A few months after the incident, it was announced that George Herbert, the aristocrat who had financed the excavation and was present the day Tutankhamun’s resting place was discovered, died due to a mosquito bite that apparently became infected affecting his blood. To this, seven other deaths directly related to Tutankhamun’s curse were added, creating a media circus where for months nothing else was talked about.
It was said that they found a dark book warning those who dared to open the tomb, that one of the explorers burst into laughter after the first person entered the tomb saying “I give him six weeks of life,” and with the announcement that Mussolini’s fear of a curse had led him to get rid of an Egyptian mummy he had been given, the conspiracy was complete. For those who lived through that era, the mummy’s curse had provided necessary evidence to take the message seriously.
The Scientific Response to the Mummy’s Curse
However, if it was so powerful, it did not prove to be because even Howard Carter himself, along with 50 other people who were there on the day of the excavation, lived their lives without issues, and even died of natural causes many years later. Only a message from Carter, who wrote in his diary how in 1926 he came across a jackal that reminded him of the god Anubis, even though he had never seen one after 35 years of working in the desert, helped to reignite that flame.
Furthermore, neither Carter nor the team ever believed in the mummy’s curse and remained skeptical of a problem, that of archaeologists dying in strange circumstances after opening a tomb, which did not stop after the discovery of Tutankhamun’s mummy. The most notable case, which helped provide some explanation to those isolated cases, occurred in 1973 when the tomb of Casimir IV Jagiellon was opened in Poland. It was then that, of the team of 12 people who carried out the opening, 10 of them died prematurely.
The explanation they found then, and the one they have tied to similar cases around the globe, is the Aspergillus flavus, a type of fungus found in the tomb that produces toxic spores for mammals, mainly affecting the liver and causing an unusual risk of cancer cell proliferation.

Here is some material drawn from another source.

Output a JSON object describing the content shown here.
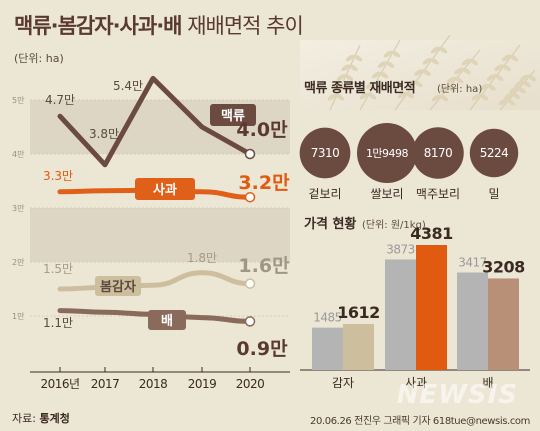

Although not all of the scientific community agrees to link that case to Tutankhamun’s tomb, it could well be the most sensible explanation, along with sensationalism, that we could extract from this whole story. In any case, it came too late because, in the midst of Egyptology fever, Universal shaped the film The Mummy in 1932, and four sequels that continued to fuel the monster myth until its grand return, to the applause of monster and adventure lovers, with Brendan Fraser and Rachel Weisz in the 1999 film The Mummy and its sequels.